İLERİ SÜRÜLEN İSTİNAF SEBEPLERİ: Davacı vekili, işbu dosya yönünden alacak talebini içeren davayı ilk olarak Ankara 9. Asliye Hukuk Mahkemesi’nin 2019/22 Esas – 2019/494 Karar sayılı davasında açtıklarını, yapılan yargılama sonucunda 17.12.2019 tarihinde davanın reddedildiğini, yaptıkları istinaf başvurusu üzerine istinaf dairesince Asliye Ticaret Mahkemelerinin görevli olduğuna dair karar verilerek Ankara 9. Asliye Hukuk Mahkemesi’nin 2019/22 Esas – 2019/494 Karar sayılı ilamının kaldırıldığını, kaldırma kararı sonrasında herhangi bir işlem veyahut görevli mahkemeye göndermeye dair bir beyan dilekçesi sunulmaksızın dosyanın Ankara 3. Asliye Ticaret Mahkemesi tevzisinden esas numarası aldığını ve doğrudan duruşma günü bildirildiğini, her ne kadar 20.01.2021 tarihli tensip zaptının 11 numaralı ara kararı ile arabuluculuk son tutanağının sunulması talep edilmişse de verilen süre ihtaratlı kesin süre olmamakla birlikte arabuluculuk son tutanağının sunulmaması halinde davanın usulden reddedileceğine dair bir açıklamanın da ara kararda yer almadığını, mahkeme tarafından usuli eksikliği giderebilmeleri adına taraflarına ihtaratlı kesin bir süre verilmediğinden Ankara 3. Asliye Ticaret Mahkemesi’nin 25.05.2021 tarih, 2021/35 Esas ve 2021/400 Karar sayılı ilamının müvekkil lehine kaldırılmasına karar verilmesini talep etme zorunluluğunun hasıl olduğunu ileri sürerek, ilk derece mahkemesi kararının kaldırılmasını istemiştir.

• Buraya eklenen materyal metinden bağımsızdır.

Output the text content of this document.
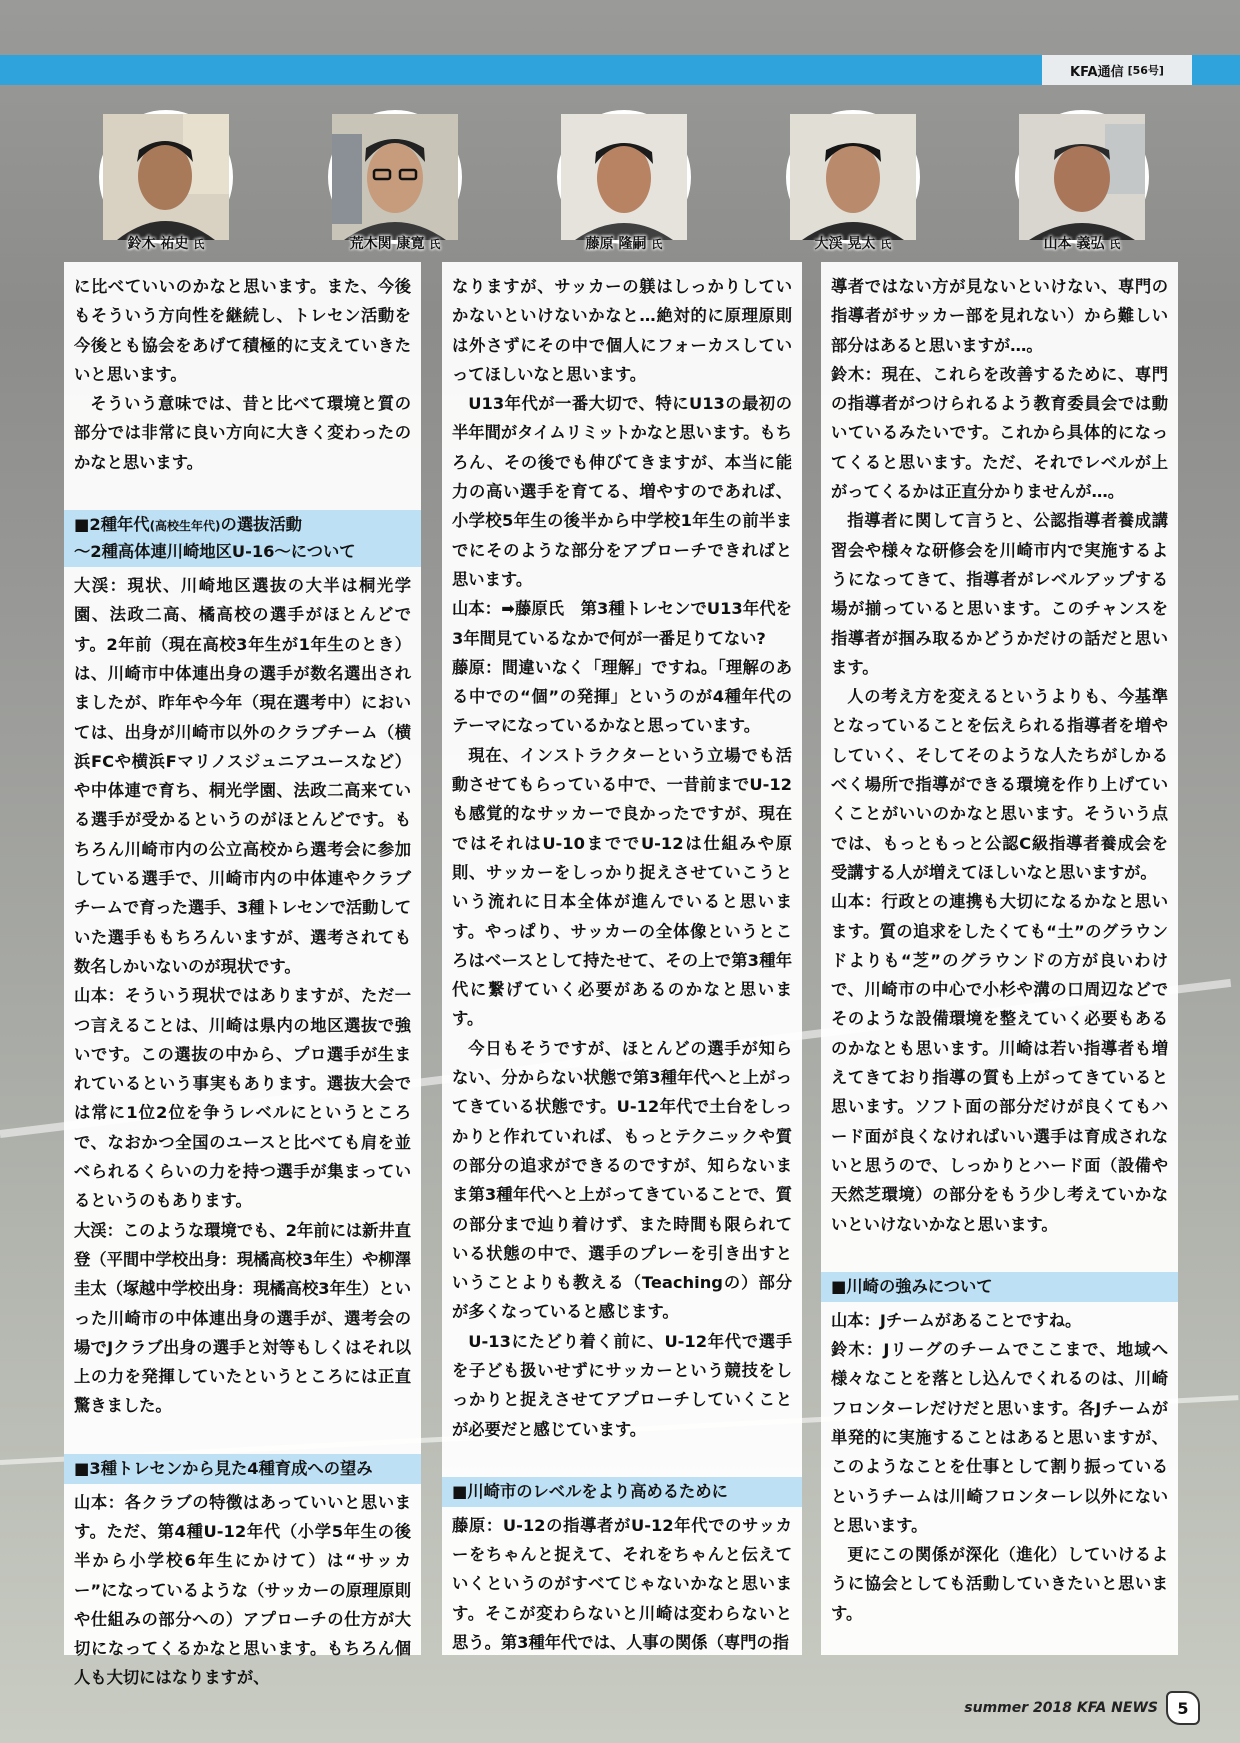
KFA通信 [56号]
鈴木 祐史 氏	荒木関 康寛 氏	藤原 隆嗣 氏	大渓 晃太 氏	山本 義弘 氏

に比べていいのかなと思います。また、今後もそういう方向性を継続し、トレセン活動を今後とも協会をあげて積極的に支えていきたいと思います。

そういう意味では、昔と比べて環境と質の部分では非常に良い方向に大きく変わったのかなと思います。

■2種年代(高校生年代)の選抜活動
～2種高体連川崎地区U-16～について

大渓：現状、川崎地区選抜の大半は桐光学園、法政二高、橘高校の選手がほとんどです。2年前（現在高校3年生が1年生のとき）は、川崎市中体連出身の選手が数名選出されましたが、昨年や今年（現在選考中）においては、出身が川崎市以外のクラブチーム（横浜FCや横浜Fマリノスジュニアユースなど）や中体連で育ち、桐光学園、法政二高来ている選手が受かるというのがほとんどです。もちろん川崎市内の公立高校から選考会に参加している選手で、川崎市内の中体連やクラブチームで育った選手、3種トレセンで活動していた選手ももちろんいますが、選考されても数名しかいないのが現状です。

山本：そういう現状ではありますが、ただ一つ言えることは、川崎は県内の地区選抜で強いです。この選抜の中から、プロ選手が生まれているという事実もあります。選抜大会では常に1位2位を争うレベルにというところで、なおかつ全国のユースと比べても肩を並べられるくらいの力を持つ選手が集まっているというのもあります。

大渓：このような環境でも、2年前には新井直登（平間中学校出身：現橘高校3年生）や柳澤圭太（塚越中学校出身：現橘高校3年生）といった川崎市の中体連出身の選手が、選考会の場でJクラブ出身の選手と対等もしくはそれ以上の力を発揮していたというところには正直驚きました。

■3種トレセンから見た4種育成への望み

山本：各クラブの特徴はあっていいと思います。ただ、第4種U-12年代（小学5年生の後半から小学校6年生にかけて）は“サッカー”になっているような（サッカーの原理原則や仕組みの部分への）アプローチの仕方が大切になってくるかなと思います。もちろん個人も大切にはなりますが、

なりますが、サッカーの躾はしっかりしていかないといけないかなと…絶対的に原理原則は外さずにその中で個人にフォーカスしていってほしいなと思います。

U13年代が一番大切で、特にU13の最初の半年間がタイムリミットかなと思います。もちろん、その後でも伸びてきますが、本当に能力の高い選手を育てる、増やすのであれば、小学校5年生の後半から中学校1年生の前半までにそのような部分をアプローチできればと思います。

山本：➡藤原氏　第3種トレセンでU13年代を3年間見ているなかで何が一番足りてない?

藤原：間違いなく「理解」ですね。「理解のある中での“個”の発揮」というのが4種年代のテーマになっているかなと思っています。

現在、インストラクターという立場でも活動させてもらっている中で、一昔前までU-12も感覚的なサッカーで良かったですが、現在ではそれはU-10まででU-12は仕組みや原則、サッカーをしっかり捉えさせていこうという流れに日本全体が進んでいると思います。やっぱり、サッカーの全体像というところはベースとして持たせて、その上で第3種年代に繋げていく必要があるのかなと思います。

今日もそうですが、ほとんどの選手が知らない、分からない状態で第3種年代へと上がってきている状態です。U-12年代で土台をしっかりと作れていれば、もっとテクニックや質の部分の追求ができるのですが、知らないまま第3種年代へと上がってきていることで、質の部分まで辿り着けず、また時間も限られている状態の中で、選手のプレーを引き出すということよりも教える（Teachingの）部分が多くなっていると感じます。

U-13にたどり着く前に、U-12年代で選手を子ども扱いせずにサッカーという競技をしっかりと捉えさせてアプローチしていくことが必要だと感じています。

■川崎市のレベルをより高めるために

藤原：U-12の指導者がU-12年代でのサッカーをちゃんと捉えて、それをちゃんと伝えていくというのがすべてじゃないかなと思います。そこが変わらないと川崎は変わらないと思う。第3種年代では、人事の関係（専門の指

導者ではない方が見ないといけない、専門の指導者がサッカー部を見れない）から難しい部分はあると思いますが…。

鈴木：現在、これらを改善するために、専門の指導者がつけられるよう教育委員会では動いているみたいです。これから具体的になってくると思います。ただ、それでレベルが上がってくるかは正直分かりませんが…。

指導者に関して言うと、公認指導者養成講習会や様々な研修会を川崎市内で実施するようになってきて、指導者がレベルアップする場が揃っていると思います。このチャンスを指導者が掴み取るかどうかだけの話だと思います。

人の考え方を変えるというよりも、今基準となっていることを伝えられる指導者を増やしていく、そしてそのような人たちがしかるべく場所で指導ができる環境を作り上げていくことがいいのかなと思います。そういう点では、もっともっと公認C級指導者養成会を受講する人が増えてほしいなと思いますが。

山本：行政との連携も大切になるかなと思います。質の追求をしたくても“土”のグラウンドよりも“芝”のグラウンドの方が良いわけで、川崎市の中心で小杉や溝の口周辺などでそのような設備環境を整えていく必要もあるのかなとも思います。川崎は若い指導者も増えてきており指導の質も上がってきていると思います。ソフト面の部分だけが良くてもハード面が良くなければいい選手は育成されないと思うので、しっかりとハード面（設備や天然芝環境）の部分をもう少し考えていかないといけないかなと思います。

■川崎の強みについて

山本：Jチームがあることですね。

鈴木：Jリーグのチームでここまで、地域へ様々なことを落とし込んでくれるのは、川崎フロンターレだけだと思います。各Jチームが単発的に実施することはあると思いますが、このようなことを仕事として割り振っているというチームは川崎フロンターレ以外にないと思います。

更にこの関係が深化（進化）していけるように協会としても活動していきたいと思います。

summer 2018 KFA NEWS	5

GEREKÇE : Dava, Alacak (Hizmet Sözleşmesinden Kaynaklanan) istemine ilişkindir.
İnceleme, 6100 sayılı HMK’nın 355. madde hükmü uyarınca istinaf dilekçesinde belirtilen sebeplerle sınırlı olarak ve kamu düzenine aykırı hususların olup olmadığı gözetilerek yapılmıştır.
Dosya kapsamı, mevcut delil durumu ve ileri sürülen istinaf sebepleri dikkate alındığında mahkemenin vakıa ve hukuki değerlendirmesinde usul ve esas yönünden yasaya aykırılık bulunmadığı, taraflar arasındaki ilişkinin taşıma sözleşmesinden kaynaklandığı ve mutlak ticari dava niteliği taşıdığı, 6102 sayılı TTK’nın 5/A maddesi uyarınca, konusu bir miktar paranın ödenmesi olan alacak ve tazminat talepleri hakkında dava açılmadan önce arabulucuya başvurulmuş olmasının dava şartı olduğu, eldeki davanın da anılan hüküm uyarınca arabuluculuk dava şartına tabi bulunduğu ve davacı tarafça arabulucuya başvurulmadan eldeki davanın açıldığı, 6325 sayılı Kanun’un 18/A maddesinin 2. fıkrası uyarınca mahkemece davacıya bir haftalık kesin sürenin verildiği, buna rağmen davacının arabuluculuk son tutanağını sunmadığı anlaşılmakla, davacı vekilinin istinaf başvurusunun esas yönünden reddine dair hüküm kurmak gerekmiştir.

HÜKÜM : Gerekçesi yukarıda belirtildiği üzere;
1-Davacı vekilinin istinaf başvurusunun HMK’nın 353/1-b.1 maddesi gereğince ESASTAN REDDİNE,
2-Alınması gereken 80,70 TL maktu istinaf karar ve ilam harcından, davacı vekili tarafından istinaf başvurusunda yatırılan 59,30 TL istinaf karar ve ilam harcının mahsubu ile bakiye 21,40 TL’nin davacıdan tahsili ile Hazineye irat kaydına,
3-İstinaf aşamasında davacı tarafından yapılan yargılama giderlerinin davacı üzerinde bırakılmasına,
4-İstinaf aşamasında duruşma açılmadığından taraflar lehine vekalet ücreti takdirine yer olmadığına,
Dair, dosya üzerinde yapılan inceleme sonucunda oybirliği ile 15/11/2022 tarihinde HMK 362/1-a maddesi uyarınca miktar itibariyle KESİN olmak üzere karar verildi.

GEREKÇELİ KARARIN YAZILDIĞI TARİH : 14/12/2022

Başkan

Üye

Üye

Katip

Bu belge 5070 sayılı Yasa hükümlerine göre elektronik olarak imzalanmıştır.